The Narcissist’s Religion
GUEST COLUMN
“A nun,” I thought. “Why is it always a nun?”
The conference’s main speaker was describing a nun’s “journey” after she found she couldn’t accept the explanations for suffering she had been taught. (Just as it’s always a nun, it’s always a journey.) He praised her for examining “her tradition” and for “risking saying what she could and couldn’t accept” in it.
The nun wound up, he said, explaining suffering with the answer, “God has His reasons.” I didn’t think her final explanation unorthodox, or even unusual, but the speaker thought it was, and he quoted it at length. He pronounced her a model of genuine theological reflection because she had developed her own theology from what she could believe and accept. She was a true theologian because she didn’t submit herself to her tradition.
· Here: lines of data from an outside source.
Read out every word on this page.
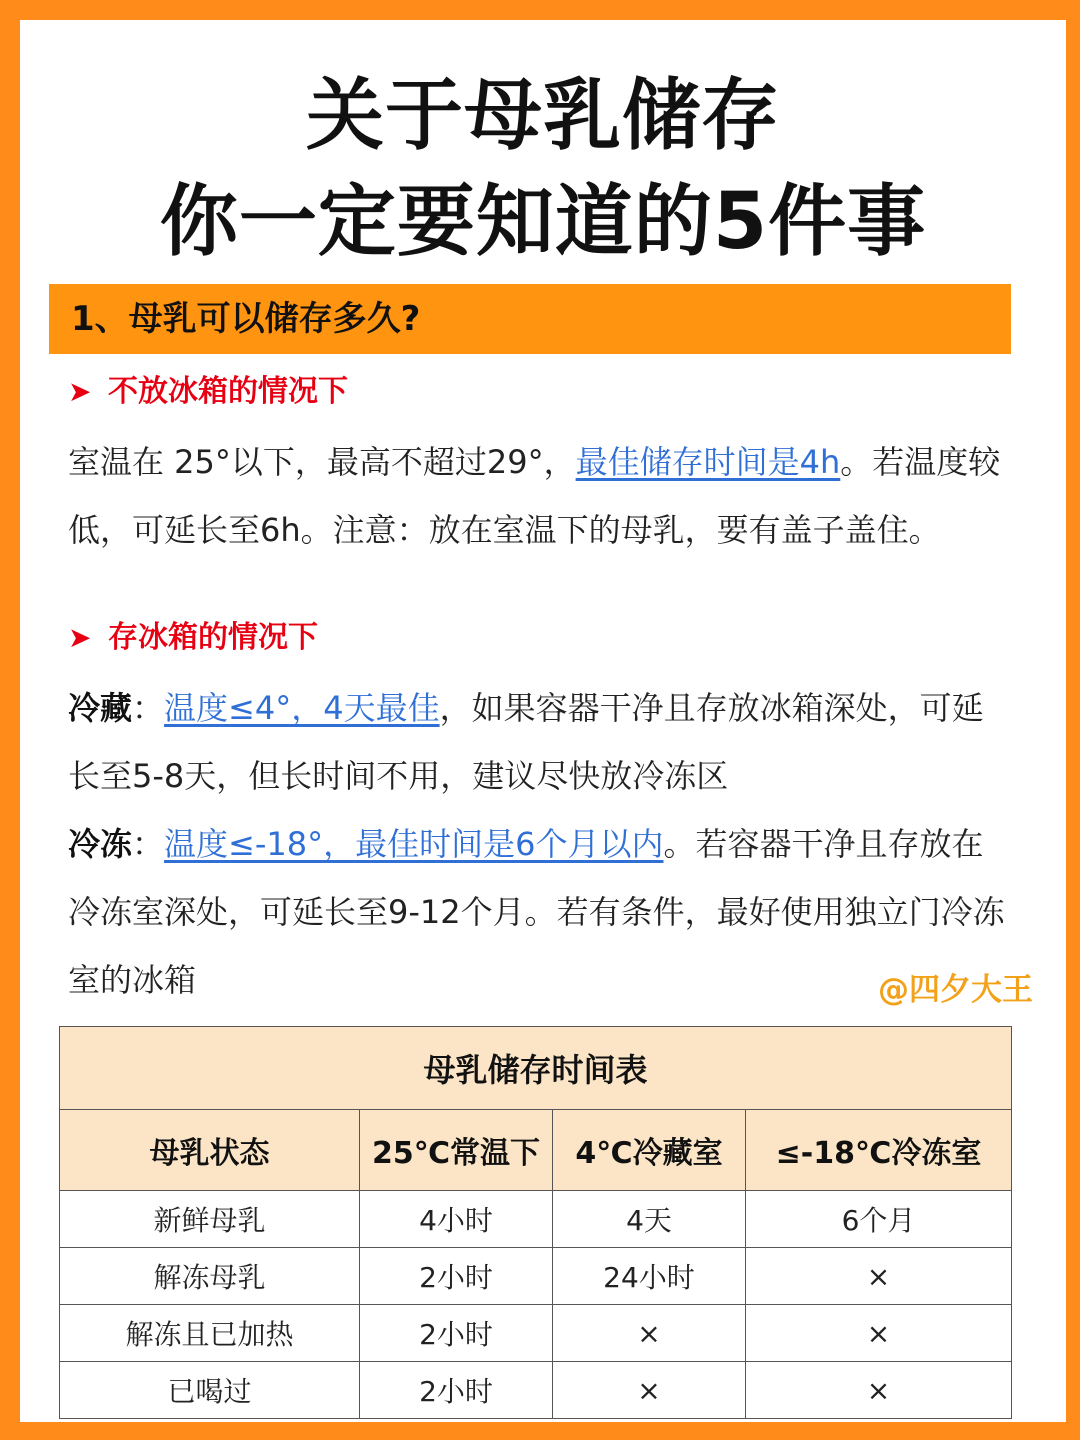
关于母乳储存
你一定要知道的5件事
1、母乳可以储存多久?
➤ 不放冰箱的情况下
室温在 25°以下，最高不超过29°，最佳储存时间是4h。若温度较低，可延长至6h。注意：放在室温下的母乳，要有盖子盖住。
➤ 存冰箱的情况下
冷藏：温度≤4°，4天最佳，如果容器干净且存放冰箱深处，可延长至5-8天，但长时间不用，建议尽快放冷冻区
冷冻：温度≤-18°，最佳时间是6个月以内。若容器干净且存放在冷冻室深处，可延长至9-12个月。若有条件，最好使用独立门冷冻室的冰箱	@四夕大王
母乳储存时间表			
母乳状态	25℃常温下	4℃冷藏室	≤-18℃冷冻室
新鲜母乳	4小时	4天	6个月
解冻母乳	2小时	24小时	×
解冻且已加热	2小时	×	×
已喝过	2小时	×	×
The speaker was a senior figure in the mainline Protestant world and even a guru to some of the people who were sitting before him. As he reflected on the nature of theological reflection, he warned his listeners against defining theology “as a doctrine or concept applied from a static source of truth external to the event or practice at hand.” Theological reflection is — surprise! — a process. Sometimes it’s a “dynamic one.”
He was speaking at a meeting of pastoral theologians to which I had been invited by a friend who wanted my help with a project. After a couple of these lectures, I turned to my friend and said, “Gosh, you’re a bunch of narcissists.”